ECLI:NL:CRVB:2019:491
Centrale Raad van Beroep
- Hoger beroep
- Rechtspraak.nl
Toekenning AOW-pensioen en beoordeling van onevenredige last
In deze zaak heeft appellante, geboren in 1951, in september 2011 vervroegd pensioen aangevraagd en verzocht om AOW-pensioen met ingang van 21 september 2016. De Sociale verzekeringsbank (Svb) heeft dit verzoek geweigerd, omdat appellante de AOW-leeftijd nog niet had bereikt. Na een bestreden besluit van 14 april 2017, waarin het bezwaar van appellante ongegrond werd verklaard, heeft zij hoger beroep ingesteld. De Svb stelde dat appellante geen onevenredig zware last ondervond van het AOW-gat van negen maanden, omdat haar inkomen in de maand waarin zij 64,5 jaar was, boven de grens voor een overbruggingsuitkering lag. De rechtbank heeft het beroep van appellante ongegrond verklaard, maar appellante was van mening dat de Svb onvoldoende individueel onderzoek had gedaan naar haar financiële situatie.

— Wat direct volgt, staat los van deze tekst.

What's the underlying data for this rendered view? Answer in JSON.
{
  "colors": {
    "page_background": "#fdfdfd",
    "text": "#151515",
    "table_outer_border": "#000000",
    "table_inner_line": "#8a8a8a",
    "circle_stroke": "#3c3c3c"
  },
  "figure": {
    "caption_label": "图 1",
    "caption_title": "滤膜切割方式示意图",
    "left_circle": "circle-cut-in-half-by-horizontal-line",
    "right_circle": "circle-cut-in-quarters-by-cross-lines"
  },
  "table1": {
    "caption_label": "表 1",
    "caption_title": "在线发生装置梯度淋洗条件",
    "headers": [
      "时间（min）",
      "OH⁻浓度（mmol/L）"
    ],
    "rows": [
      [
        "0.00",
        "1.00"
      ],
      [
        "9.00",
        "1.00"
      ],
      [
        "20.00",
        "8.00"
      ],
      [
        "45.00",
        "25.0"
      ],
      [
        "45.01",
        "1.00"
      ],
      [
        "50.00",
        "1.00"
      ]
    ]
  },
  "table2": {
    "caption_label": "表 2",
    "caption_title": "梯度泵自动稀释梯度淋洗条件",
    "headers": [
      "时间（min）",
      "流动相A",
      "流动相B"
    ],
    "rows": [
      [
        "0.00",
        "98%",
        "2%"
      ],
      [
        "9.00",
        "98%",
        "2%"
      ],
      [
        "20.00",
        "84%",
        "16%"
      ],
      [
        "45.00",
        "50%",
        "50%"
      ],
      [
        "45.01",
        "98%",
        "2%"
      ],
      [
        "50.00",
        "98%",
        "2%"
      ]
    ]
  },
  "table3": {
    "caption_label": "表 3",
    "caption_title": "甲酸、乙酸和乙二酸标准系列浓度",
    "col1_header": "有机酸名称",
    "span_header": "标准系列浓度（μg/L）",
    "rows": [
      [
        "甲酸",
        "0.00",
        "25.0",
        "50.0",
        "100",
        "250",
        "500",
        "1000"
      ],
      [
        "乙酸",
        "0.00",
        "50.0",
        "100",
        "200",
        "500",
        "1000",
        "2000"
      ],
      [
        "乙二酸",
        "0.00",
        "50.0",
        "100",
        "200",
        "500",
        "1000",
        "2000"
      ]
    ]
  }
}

De Centrale Raad van Beroep heeft geoordeeld dat de Svb bij de beoordeling van de onevenredige last niet alleen de voorwaarden van de Tijdelijke regeling overbruggingsuitkering AOW (OBR) moet hanteren, maar ook een deugdelijk individueel feitenonderzoek moet uitvoeren. De Raad heeft vastgesteld dat de Svb dit niet had gedaan en dat de enkele toetsing aan de OBR niet voldeed aan de vereisten van zorgvuldigheid. De Raad heeft de aangevallen uitspraak vernietigd, het beroep van appellante gegrond verklaard en de rechtsgevolgen van het vernietigde besluit in stand gelaten. Tevens is de Svb veroordeeld in de proceskosten van appellante.